Let’s say you’re writing code to print out three 3D shapes: a cube, a cylinder and a cone. You test it. Each one takes a few minutes to print, all look good. Ship it! A few days later, you get a bug report. Once every so often, a rounded cube comes out.

Well, you know more or less where to look. The problem must be in the cube code, right? You find the issue, fix it, go home. Leave the program printing cubes all night. The next morning look fine and sharp. You build a nice stack of cubes in your cubicle, all is good again.

A week later you get a change request: now objects need to come out in three sizes: small, medium and large. No problem, you implement it. Now you can produce nine different objects. Everything works fine, the customer is happy. Obviously the next thing they want is colors. Oh, and densities. Let’s say you compromise on providing four colors: blue, red, yellow, black. And density can be 1 to 5. Fantastic, now your code can create 3 x 3 x 4 x 5 = 180 different objects. It could be a large yellow cylinder of density 5, or a small black cube of density 2. Lots of things!

A couple of weeks go by. Your manager comes in with a puzzled look on his face, and tells you that some people have been reporting donut shaped objects once in a while. Sometimes they are green. Out of hundreds of thousands of objects printed the vast majority have been fine, but there are at least twenty of these (mostly green but sometimes orange) donuts out there. Of course you cannot reproduce this bug, because it would take you weeks of nonstop printing to encounter one of these cases on average. You have to dive into the code.

You start finding some weird edge cases. Sometimes a cylinder could become a donut, but only if the density happens to be in a certain range. But green? What’s up with that? How do densities change colors?

After two weeks and -14 pots of coffee [uint8_t coffee_pot_counter treated as signed] you think you’ve found the issue but you can’t be 100% sure. You test as much as you can, after one thousand prints no weird objects show up. Of course that doesn’t mean much. By the time you’re reading to ship what you believe is the fix, there is a new feature request: multicolor patterns!

You ragequit. A new guy gets your job. He looks at your code and has no idea what’s going on. He starts rewriting it from scratch.

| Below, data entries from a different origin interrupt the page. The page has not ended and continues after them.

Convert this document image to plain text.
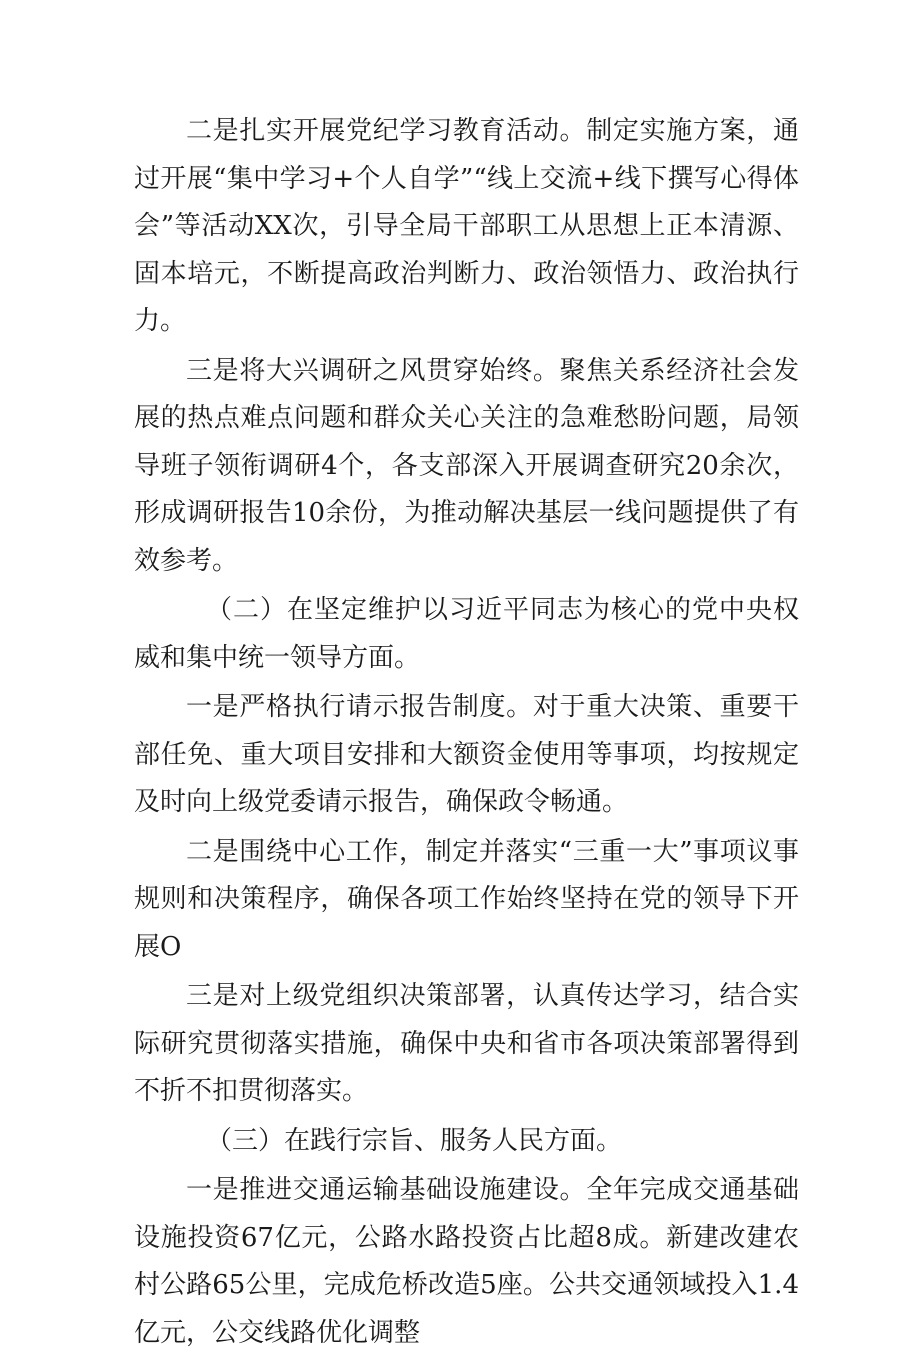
二是扎实开展党纪学习教育活动。制定实施方案，通过开展“集中学习+个人自学”“线上交流+线下撰写心得体会”等活动XX次，引导全局干部职工从思想上正本清源、固本培元，不断提高政治判断力、政治领悟力、政治执行力。

三是将大兴调研之风贯穿始终。聚焦关系经济社会发展的热点难点问题和群众关心关注的急难愁盼问题，局领导班子领衔调研4个，各支部深入开展调查研究20余次，形成调研报告10余份，为推动解决基层一线问题提供了有效参考。

（二）在坚定维护以习近平同志为核心的党中央权威和集中统一领导方面。

一是严格执行请示报告制度。对于重大决策、重要干部任免、重大项目安排和大额资金使用等事项，均按规定及时向上级党委请示报告，确保政令畅通。

二是围绕中心工作，制定并落实“三重一大”事项议事规则和决策程序，确保各项工作始终坚持在党的领导下开展O

三是对上级党组织决策部署，认真传达学习，结合实际研究贯彻落实措施，确保中央和省市各项决策部署得到不折不扣贯彻落实。

（三）在践行宗旨、服务人民方面。

一是推进交通运输基础设施建设。全年完成交通基础设施投资67亿元，公路水路投资占比超8成。新建改建农村公路65公里，完成危桥改造5座。公共交通领域投入1.4亿元，公交线路优化调整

A new requirement comes in. Now the customer wants different materials. And also a “shape morph feature.” Your ex-manager and your replacement can’t agree on how to implement the feature, or what exactly it should do, so they have a conference call with the client. The client says “well, the math is super simple. Take two shapes, for every cubic pixel in the intersection compute the average of the properties of the two and print that!”

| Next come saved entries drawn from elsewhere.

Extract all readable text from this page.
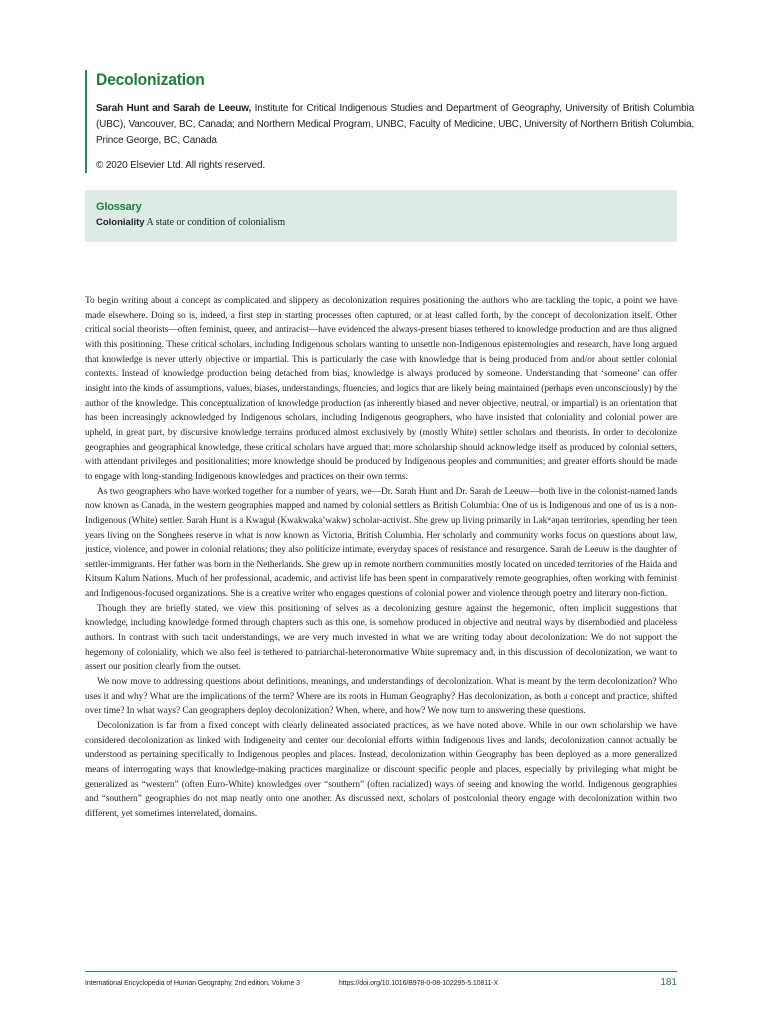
Decolonization

Sarah Hunt and Sarah de Leeuw, Institute for Critical Indigenous Studies and Department of Geography, University of British Columbia (UBC), Vancouver, BC, Canada; and Northern Medical Program, UNBC, Faculty of Medicine, UBC, University of Northern British Columbia, Prince George, BC, Canada

© 2020 Elsevier Ltd. All rights reserved.

Glossary
Coloniality A state or condition of colonialism

To begin writing about a concept as complicated and slippery as decolonization requires positioning the authors who are tackling the topic, a point we have made elsewhere. Doing so is, indeed, a first step in starting processes often captured, or at least called forth, by the concept of decolonization itself. Other critical social theorists—often feminist, queer, and antiracist—have evidenced the always-present biases tethered to knowledge production and are thus aligned with this positioning. These critical scholars, including Indigenous scholars wanting to unsettle non-Indigenous epistemologies and research, have long argued that knowledge is never utterly objective or impartial. This is particularly the case with knowledge that is being produced from and/or about settler colonial contexts. Instead of knowledge production being detached from bias, knowledge is always produced by someone. Understanding that ‘someone’ can offer insight into the kinds of assumptions, values, biases, understandings, fluencies, and logics that are likely being maintained (perhaps even unconsciously) by the author of the knowledge. This conceptualization of knowledge production (as inherently biased and never objective, neutral, or impartial) is an orientation that has been increasingly acknowledged by Indigenous scholars, including Indigenous geographers, who have insisted that coloniality and colonial power are upheld, in great part, by discursive knowledge terrains produced almost exclusively by (mostly White) settler scholars and theorists. In order to decolonize geographies and geographical knowledge, these critical scholars have argued that: more scholarship should acknowledge itself as produced by colonial setters, with attendant privileges and positionalities; more knowledge should be produced by Indigenous peoples and communities; and greater efforts should be made to engage with long-standing Indigenous knowledges and practices on their own terms.

As two geographers who have worked together for a number of years, we—Dr. Sarah Hunt and Dr. Sarah de Leeuw—both live in the colonist-named lands now known as Canada, in the western geographies mapped and named by colonial settlers as British Columbia: One of us is Indigenous and one of us is a non-Indigenous (White) settler. Sarah Hunt is a Kwaguł (Kwakwaka’wakw) scholar-activist. She grew up living primarily in Ləkʷəŋən territories, spending her teen years living on the Songhees reserve in what is now known as Victoria, British Columbia. Her scholarly and community works focus on questions about law, justice, violence, and power in colonial relations; they also politicize intimate, everyday spaces of resistance and resurgence. Sarah de Leeuw is the daughter of settler-immigrants. Her father was born in the Netherlands. She grew up in remote northern communities mostly located on unceded territories of the Haida and Kitsum Kalum Nations. Much of her professional, academic, and activist life has been spent in comparatively remote geographies, often working with feminist and Indigenous-focused organizations. She is a creative writer who engages questions of colonial power and violence through poetry and literary non-fiction.

Though they are briefly stated, we view this positioning of selves as a decolonizing gesture against the hegemonic, often implicit suggestions that knowledge, including knowledge formed through chapters such as this one, is somehow produced in objective and neutral ways by disembodied and placeless authors. In contrast with such tacit understandings, we are very much invested in what we are writing today about decolonization: We do not support the hegemony of coloniality, which we also feel is tethered to patriarchal-heteronormative White supremacy and, in this discussion of decolonization, we want to assert our position clearly from the outset.

We now move to addressing questions about definitions, meanings, and understandings of decolonization. What is meant by the term decolonization? Who uses it and why? What are the implications of the term? Where are its roots in Human Geography? Has decolonization, as both a concept and practice, shifted over time? In what ways? Can geographers deploy decolonization? When, where, and how? We now turn to answering these questions.

Decolonization is far from a fixed concept with clearly delineated associated practices, as we have noted above. While in our own scholarship we have considered decolonization as linked with Indigeneity and center our decolonial efforts within Indigenous lives and lands, decolonization cannot actually be understood as pertaining specifically to Indigenous peoples and places. Instead, decolonization within Geography has been deployed as a more generalized means of interrogating ways that knowledge-making practices marginalize or discount specific people and places, especially by privileging what might be generalized as “western” (often Euro-White) knowledges over “southern” (often racialized) ways of seeing and knowing the world. Indigenous geographies and “southern” geographies do not map neatly onto one another. As discussed next, scholars of postcolonial theory engage with decolonization within two different, yet sometimes interrelated, domains.

International Encyclopedia of Human Geography, 2nd edition, Volume 3	https://doi.org/10.1016/B978-0-08-102295-5.10811-X	181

In the meantime, you went off and started your own company. You now print exactly one object: a ball. It’s orange, and it has a unique texture. Customers love it; it’s happy, it’s fun. You sell a million of them. Some people want different colors and sizes, you say no. Some of them buy yours as is anyway, some wait for your former employer’s announcement of a bug-free orange ball any day now.

Do not taunt happy fun software complexity!